Is it possible to fly after a traumatic brain injury? Even considering flying after such a serious event seems risky, but it’s typically safe after a certain amount of time passes and a doctor gives you the OK and you seek the support you need to make the air travel experience less stressful.
Much like those who want to fly after a heart attack or fly with COPD, just the idea of trying to fly after a traumatic brain injury (TBI) seems intimidating. The key is in planning travel after a TBI that takes into account what you will need for a safe flight as well as getting the proper support.
What is a Traumatic Brain Injury?
The official definition of traumatic brain injury is any sudden event that causes injury to the brain. The most common events that lead to a TBI include bad falls (for example, from a ladder or down a flight of stairs), car accidents, sports injuries and, for members of the military, explosions and other combat injuries.

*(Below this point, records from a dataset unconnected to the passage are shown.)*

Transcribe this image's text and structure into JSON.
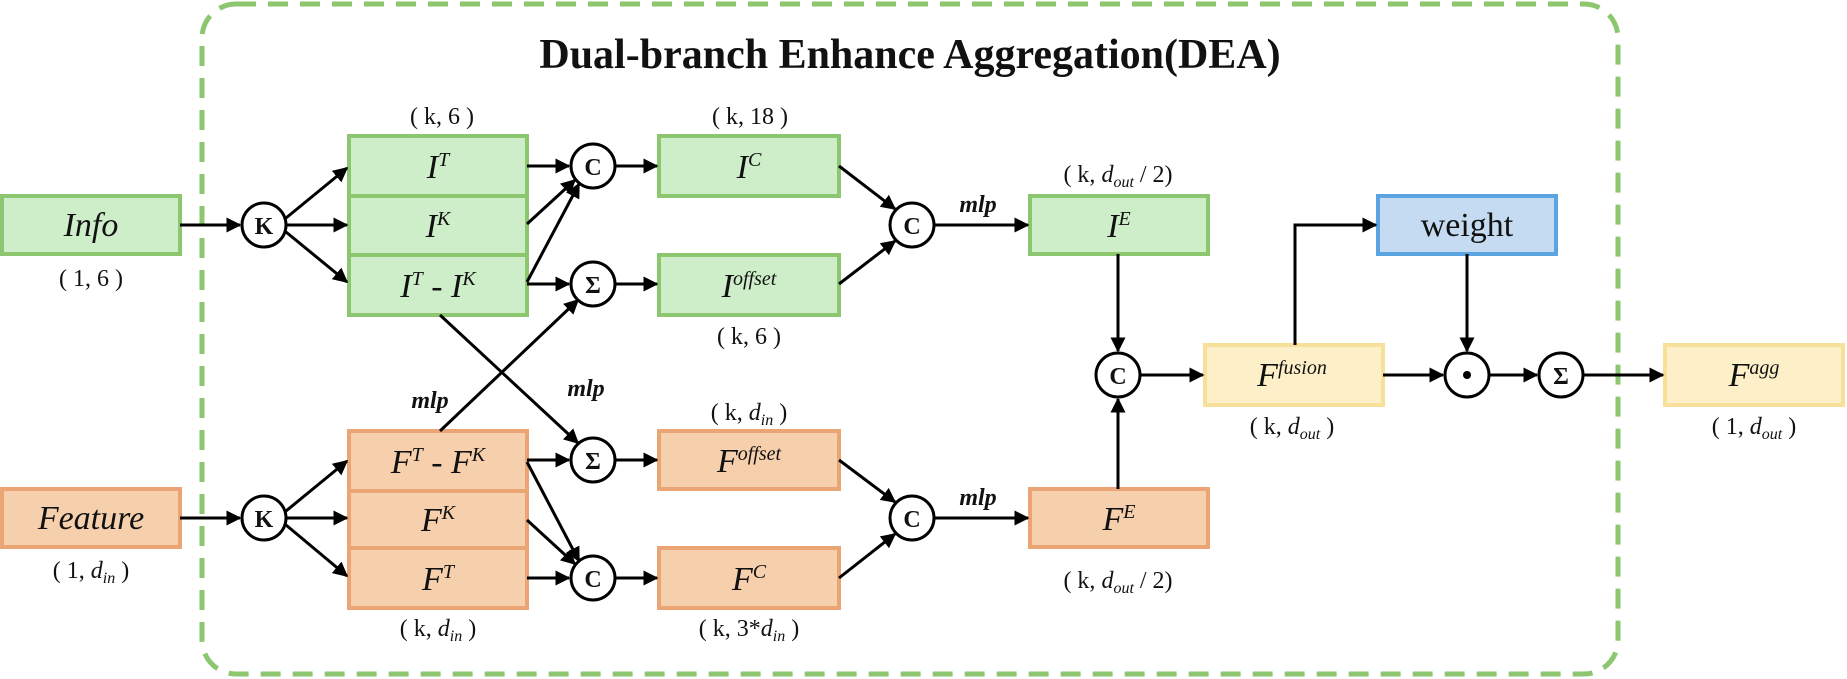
{
  "title": "Dual-branch Enhance Aggregation(DEA)",
  "inputs": {
    "info": {
      "label": "Info",
      "dim": "( 1, 6 )"
    },
    "feature": {
      "label": "Feature",
      "dim_prefix": "( 1, ",
      "dim_var": "d",
      "dim_sub": "in",
      "dim_suffix": " )"
    }
  },
  "operators": {
    "knn": "K",
    "concat": "C",
    "sum": "Σ",
    "dot": "⊙"
  },
  "info_branch": {
    "it": {
      "base": "I",
      "sup": "T"
    },
    "ik": {
      "base": "I",
      "sup": "K"
    },
    "diff": {
      "base1": "I",
      "sup1": "T",
      "mid": " - ",
      "base2": "I",
      "sup2": "K"
    },
    "stack_dim": "( k, 6 )",
    "ic": {
      "base": "I",
      "sup": "C",
      "dim": "( k, 18 )"
    },
    "ioffset": {
      "base": "I",
      "sup": "offset",
      "dim": "( k, 6 )"
    },
    "ie": {
      "base": "I",
      "sup": "E",
      "dim_prefix": "( k, ",
      "dim_var": "d",
      "dim_sub": "out",
      "dim_suffix": " / 2)"
    }
  },
  "feature_branch": {
    "diff": {
      "base1": "F",
      "sup1": "T",
      "mid": " - ",
      "base2": "F",
      "sup2": "K"
    },
    "fk": {
      "base": "F",
      "sup": "K"
    },
    "ft": {
      "base": "F",
      "sup": "T"
    },
    "stack_dim_prefix": "( k, ",
    "stack_dim_var": "d",
    "stack_dim_sub": "in",
    "stack_dim_suffix": " )",
    "foffset": {
      "base": "F",
      "sup": "offset",
      "dim_prefix": "( k, ",
      "dim_var": "d",
      "dim_sub": "in",
      "dim_suffix": " )"
    },
    "fc": {
      "base": "F",
      "sup": "C",
      "dim_prefix": "( k, 3*",
      "dim_var": "d",
      "dim_sub": "in",
      "dim_suffix": " )"
    },
    "fe": {
      "base": "F",
      "sup": "E",
      "dim_prefix": "( k, ",
      "dim_var": "d",
      "dim_sub": "out",
      "dim_suffix": " / 2)"
    }
  },
  "fusion": {
    "ffusion": {
      "base": "F",
      "sup": "fusion",
      "dim_prefix": "( k, ",
      "dim_var": "d",
      "dim_sub": "out",
      "dim_suffix": " )"
    },
    "weight": "weight",
    "fagg": {
      "base": "F",
      "sup": "agg",
      "dim_prefix": "( 1, ",
      "dim_var": "d",
      "dim_sub": "out",
      "dim_suffix": " )"
    }
  },
  "mlp_label": "mlp",
  "colors": {
    "green_fill": "#cdeec8",
    "green_stroke": "#8cc66f",
    "orange_fill": "#f6cfad",
    "orange_stroke": "#eba575",
    "yellow_fill": "#fdf0c9",
    "yellow_stroke": "#f7e19a",
    "blue_fill": "#c4dbf1",
    "blue_stroke": "#5aa4e1",
    "dashed_border": "#8cc66f"
  }
}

Some of the symptoms of TBI, according to the Mayo Clinic, include:
- Difficulties with speech
- Trouble sleeping
- Confusion and agitation
Clearly, any of those could make it difficult to fly after a traumatic brain injury. However, time and medication can help with these issues. Most experts believe that flying is generally safe if it’s done at least 10 days after the brain injury. That varies, depending on the health of the patient before the incident and the exact nature of the brain injury.

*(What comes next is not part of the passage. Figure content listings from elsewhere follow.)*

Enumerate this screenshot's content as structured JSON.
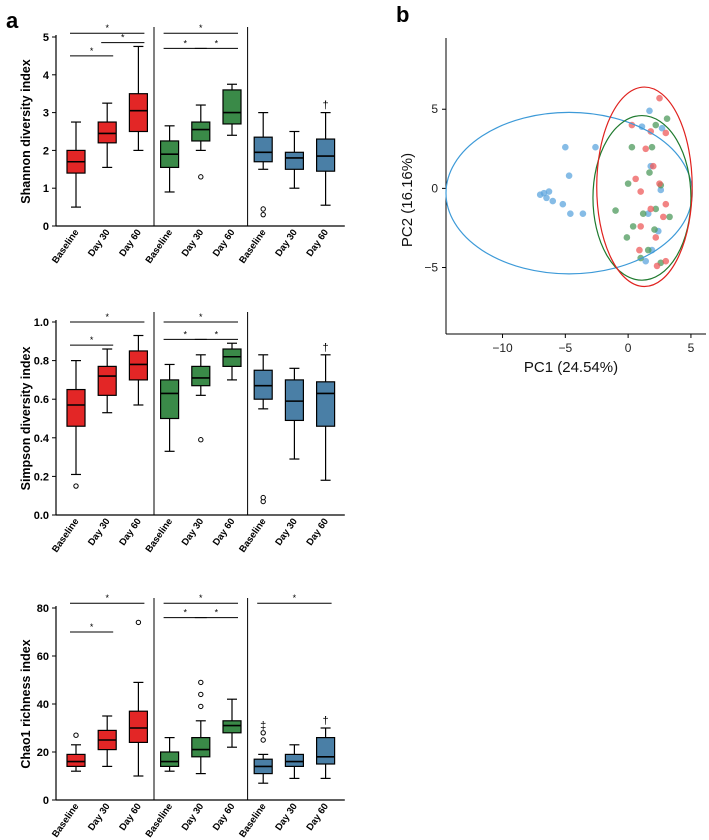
{
  "panels": {
    "a": "a",
    "b": "b"
  },
  "colors": {
    "red": "#e32626",
    "green": "#3a8a48",
    "blue": "#4a7fa6",
    "pca_red": "#ee5b5b",
    "pca_green": "#4d9a5c",
    "pca_blue": "#5ea6dd",
    "ell_red": "#e0221f",
    "ell_green": "#1f7a2e",
    "ell_blue": "#3d9ad8"
  },
  "chart_data": [
    {
      "type": "box",
      "id": "shannon",
      "ylabel": "Shannon diversity index",
      "ylim": [
        0,
        5
      ],
      "yticks": [
        "0",
        "1",
        "2",
        "3",
        "4",
        "5"
      ],
      "categories": [
        "Baseline",
        "Day 30",
        "Day 60",
        "Baseline",
        "Day 30",
        "Day 60",
        "Baseline",
        "Day 30",
        "Day 60"
      ],
      "groups": [
        "red",
        "red",
        "red",
        "green",
        "green",
        "green",
        "blue",
        "blue",
        "blue"
      ],
      "boxes": [
        {
          "min": 0.5,
          "q1": 1.4,
          "median": 1.7,
          "q3": 2.0,
          "max": 2.75,
          "outliers": []
        },
        {
          "min": 1.55,
          "q1": 2.2,
          "median": 2.45,
          "q3": 2.75,
          "max": 3.25,
          "outliers": []
        },
        {
          "min": 2.0,
          "q1": 2.5,
          "median": 3.05,
          "q3": 3.5,
          "max": 4.75,
          "outliers": []
        },
        {
          "min": 0.9,
          "q1": 1.55,
          "median": 1.9,
          "q3": 2.25,
          "max": 2.65,
          "outliers": []
        },
        {
          "min": 2.0,
          "q1": 2.25,
          "median": 2.55,
          "q3": 2.75,
          "max": 3.2,
          "outliers": [
            1.3
          ]
        },
        {
          "min": 2.4,
          "q1": 2.7,
          "median": 3.0,
          "q3": 3.6,
          "max": 3.75,
          "outliers": []
        },
        {
          "min": 1.5,
          "q1": 1.7,
          "median": 1.95,
          "q3": 2.35,
          "max": 3.0,
          "outliers": [
            0.3,
            0.45
          ]
        },
        {
          "min": 1.0,
          "q1": 1.5,
          "median": 1.8,
          "q3": 1.95,
          "max": 2.5,
          "outliers": []
        },
        {
          "min": 0.55,
          "q1": 1.45,
          "median": 1.85,
          "q3": 2.3,
          "max": 3.0,
          "outliers": []
        }
      ],
      "dagger_on": [
        8
      ],
      "dagger": "†",
      "sig_bars": [
        {
          "from": 0,
          "to": 2,
          "y": 5.1,
          "label": "*"
        },
        {
          "from": 0,
          "to": 1,
          "y": 4.5,
          "label": "*"
        },
        {
          "from": 1,
          "to": 2,
          "y": 4.85,
          "label": "*"
        },
        {
          "from": 3,
          "to": 5,
          "y": 5.1,
          "label": "*"
        },
        {
          "from": 3,
          "to": 4,
          "y": 4.7,
          "label": "*"
        },
        {
          "from": 4,
          "to": 5,
          "y": 4.7,
          "label": "*"
        }
      ]
    },
    {
      "type": "box",
      "id": "simpson",
      "ylabel": "Simpson diversity index",
      "ylim": [
        0,
        1.0
      ],
      "yticks": [
        "0.0",
        "0.2",
        "0.4",
        "0.6",
        "0.8",
        "1.0"
      ],
      "categories": [
        "Baseline",
        "Day 30",
        "Day 60",
        "Baseline",
        "Day 30",
        "Day 60",
        "Baseline",
        "Day 30",
        "Day 60"
      ],
      "groups": [
        "red",
        "red",
        "red",
        "green",
        "green",
        "green",
        "blue",
        "blue",
        "blue"
      ],
      "boxes": [
        {
          "min": 0.21,
          "q1": 0.46,
          "median": 0.57,
          "q3": 0.65,
          "max": 0.8,
          "outliers": [
            0.15
          ]
        },
        {
          "min": 0.53,
          "q1": 0.62,
          "median": 0.72,
          "q3": 0.77,
          "max": 0.86,
          "outliers": []
        },
        {
          "min": 0.57,
          "q1": 0.7,
          "median": 0.78,
          "q3": 0.85,
          "max": 0.93,
          "outliers": []
        },
        {
          "min": 0.33,
          "q1": 0.5,
          "median": 0.63,
          "q3": 0.7,
          "max": 0.78,
          "outliers": []
        },
        {
          "min": 0.62,
          "q1": 0.67,
          "median": 0.71,
          "q3": 0.77,
          "max": 0.83,
          "outliers": [
            0.39
          ]
        },
        {
          "min": 0.7,
          "q1": 0.77,
          "median": 0.82,
          "q3": 0.86,
          "max": 0.89,
          "outliers": []
        },
        {
          "min": 0.55,
          "q1": 0.6,
          "median": 0.67,
          "q3": 0.75,
          "max": 0.83,
          "outliers": [
            0.07,
            0.09
          ]
        },
        {
          "min": 0.29,
          "q1": 0.49,
          "median": 0.59,
          "q3": 0.7,
          "max": 0.76,
          "outliers": []
        },
        {
          "min": 0.18,
          "q1": 0.46,
          "median": 0.63,
          "q3": 0.69,
          "max": 0.83,
          "outliers": []
        }
      ],
      "dagger_on": [
        8
      ],
      "dagger": "†",
      "sig_bars": [
        {
          "from": 0,
          "to": 2,
          "y": 1.0,
          "label": "*"
        },
        {
          "from": 0,
          "to": 1,
          "y": 0.88,
          "label": "*"
        },
        {
          "from": 3,
          "to": 5,
          "y": 1.0,
          "label": "*"
        },
        {
          "from": 3,
          "to": 4,
          "y": 0.91,
          "label": "*"
        },
        {
          "from": 4,
          "to": 5,
          "y": 0.91,
          "label": "*"
        }
      ]
    },
    {
      "type": "box",
      "id": "chao1",
      "ylabel": "Chao1 richness index",
      "ylim": [
        0,
        80
      ],
      "yticks": [
        "0",
        "20",
        "40",
        "60",
        "80"
      ],
      "categories": [
        "Baseline",
        "Day 30",
        "Day 60",
        "Baseline",
        "Day 30",
        "Day 60",
        "Baseline",
        "Day 30",
        "Day 60"
      ],
      "groups": [
        "red",
        "red",
        "red",
        "green",
        "green",
        "green",
        "blue",
        "blue",
        "blue"
      ],
      "boxes": [
        {
          "min": 12,
          "q1": 14,
          "median": 16,
          "q3": 19,
          "max": 23,
          "outliers": [
            27
          ]
        },
        {
          "min": 14,
          "q1": 21,
          "median": 25,
          "q3": 29,
          "max": 35,
          "outliers": []
        },
        {
          "min": 10,
          "q1": 24,
          "median": 30,
          "q3": 37,
          "max": 49,
          "outliers": [
            74
          ]
        },
        {
          "min": 12,
          "q1": 14,
          "median": 16,
          "q3": 20,
          "max": 26,
          "outliers": []
        },
        {
          "min": 11,
          "q1": 18,
          "median": 21,
          "q3": 26,
          "max": 33,
          "outliers": [
            39,
            44,
            49
          ]
        },
        {
          "min": 22,
          "q1": 28,
          "median": 31,
          "q3": 33,
          "max": 42,
          "outliers": []
        },
        {
          "min": 7,
          "q1": 11,
          "median": 14,
          "q3": 17,
          "max": 19,
          "outliers": [
            25,
            28
          ]
        },
        {
          "min": 9,
          "q1": 14,
          "median": 16,
          "q3": 19,
          "max": 23,
          "outliers": []
        },
        {
          "min": 9,
          "q1": 15,
          "median": 18,
          "q3": 26,
          "max": 30,
          "outliers": []
        }
      ],
      "dagger_on": [
        8
      ],
      "dagger": "†",
      "double_dagger_on": [
        6
      ],
      "double_dagger": "‡",
      "sig_bars": [
        {
          "from": 0,
          "to": 2,
          "y": 82,
          "label": "*"
        },
        {
          "from": 0,
          "to": 1,
          "y": 70,
          "label": "*"
        },
        {
          "from": 3,
          "to": 5,
          "y": 82,
          "label": "*"
        },
        {
          "from": 3,
          "to": 4,
          "y": 76,
          "label": "*"
        },
        {
          "from": 4,
          "to": 5,
          "y": 76,
          "label": "*"
        },
        {
          "from": 6,
          "to": 8,
          "y": 82,
          "label": "*"
        }
      ]
    },
    {
      "type": "scatter",
      "id": "pca",
      "xlabel": "PC1 (24.54%)",
      "ylabel": "PC2 (16.16%)",
      "xlim": [
        -14.5,
        6.2
      ],
      "ylim": [
        -9.2,
        9.5
      ],
      "xticks": [
        "−10",
        "−5",
        "0",
        "5"
      ],
      "xtick_values": [
        -10,
        -5,
        0,
        5
      ],
      "yticks": [
        "5",
        "0",
        "−5"
      ],
      "ytick_values": [
        5,
        0,
        -5
      ],
      "series": [
        {
          "name": "red",
          "points": [
            [
              2.5,
              5.7
            ],
            [
              0.3,
              4.0
            ],
            [
              1.8,
              3.6
            ],
            [
              3.0,
              3.5
            ],
            [
              1.4,
              2.5
            ],
            [
              2.0,
              1.4
            ],
            [
              0.6,
              0.6
            ],
            [
              2.5,
              0.3
            ],
            [
              1.0,
              -0.2
            ],
            [
              3.0,
              -1.0
            ],
            [
              1.8,
              -1.3
            ],
            [
              2.8,
              -1.8
            ],
            [
              1.0,
              -2.4
            ],
            [
              2.2,
              -3.1
            ],
            [
              0.9,
              -3.9
            ],
            [
              2.3,
              -4.9
            ],
            [
              3.0,
              -4.6
            ]
          ]
        },
        {
          "name": "green",
          "points": [
            [
              2.2,
              4.0
            ],
            [
              3.1,
              4.4
            ],
            [
              1.9,
              2.6
            ],
            [
              0.3,
              2.6
            ],
            [
              1.7,
              1.0
            ],
            [
              0.0,
              0.3
            ],
            [
              2.6,
              0.2
            ],
            [
              -1.0,
              -1.4
            ],
            [
              2.2,
              -1.3
            ],
            [
              1.2,
              -1.6
            ],
            [
              3.3,
              -1.8
            ],
            [
              0.4,
              -2.4
            ],
            [
              2.1,
              -2.6
            ],
            [
              -0.1,
              -3.1
            ],
            [
              1.6,
              -3.9
            ],
            [
              1.0,
              -4.4
            ],
            [
              2.6,
              -4.7
            ]
          ]
        },
        {
          "name": "blue",
          "points": [
            [
              -7.0,
              -0.4
            ],
            [
              -6.7,
              -0.3
            ],
            [
              -6.5,
              -0.6
            ],
            [
              -6.3,
              -0.2
            ],
            [
              -6.0,
              -0.8
            ],
            [
              -5.2,
              -1.0
            ],
            [
              -4.6,
              -1.6
            ],
            [
              -3.6,
              -1.6
            ],
            [
              -5.0,
              2.6
            ],
            [
              -2.6,
              2.6
            ],
            [
              -4.7,
              0.8
            ],
            [
              1.7,
              4.9
            ],
            [
              1.1,
              3.9
            ],
            [
              2.7,
              3.8
            ],
            [
              1.8,
              1.4
            ],
            [
              2.6,
              -0.1
            ],
            [
              1.6,
              -1.6
            ],
            [
              2.4,
              -2.7
            ],
            [
              1.9,
              -3.9
            ],
            [
              1.4,
              -4.6
            ]
          ]
        }
      ],
      "ellipses": [
        {
          "name": "blue",
          "cx": -4.7,
          "cy": -0.3,
          "rx": 9.8,
          "ry": 5.1
        },
        {
          "name": "green",
          "cx": 1.1,
          "cy": -0.6,
          "rx": 3.9,
          "ry": 5.2
        },
        {
          "name": "red",
          "cx": 1.3,
          "cy": 0.1,
          "rx": 3.8,
          "ry": 6.3
        }
      ]
    }
  ]
}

It’s also crucial to get an opinion from your doctor before deciding to fly after a traumatic brain injury.
How Non-Emergency Medical Transport Can Help TBI Victims
If a doctor gives the green light for flying, then the next important step is to get the support you need for the flight. By flying with a flight nurse affiliated with a non-emergency medical transport (NEMT) company, TBI patients can better handle all the details of airplane travel. A NEMT company and flight nurse offer support to TBI patients in a number of areas, including the following.
Making Flight Arrangements
TBI patients don’t have to worry about booking flights, dealing with airport personnel or handling the details of getting medications through security. A NEMT company handles all your travel arrangements and works with the airports and airlines to make your trip go as smoothly as possible.
Most TBI patients carry medications to deal with the symptoms listed above, as well as other TBI-related issues. A flight nurse will handle the transport and administering of medications throughout your trip, taking a major burden off your hands (and a lot of worry off your mind).
Expertise in Flight Healthcare
Flight nurses, in addition to training in emergency room settings, also have knowledge, skills and experience in providing healthcare at high altitudes. They understand the impact that flying can have on all medical conditions, including brain injuries. They will be ready to provide any care needed throughout the flight.
Peace of Mind
It’s impossible to quantify the peace of mind people experience having a Flight Coordinator handle all the travel-related bookings and a flight nurse to oversee care during the trip. Just the relief from anxiety that TBI patients experience can make having a flight nurse along worthwhile.
With a doctor’s clearance, it’s possible to fly after a traumatic brain injury. But TBI patients should also seek assistance to make the experience go much more smoothly. A flight nurse is an outstanding choice in this regard.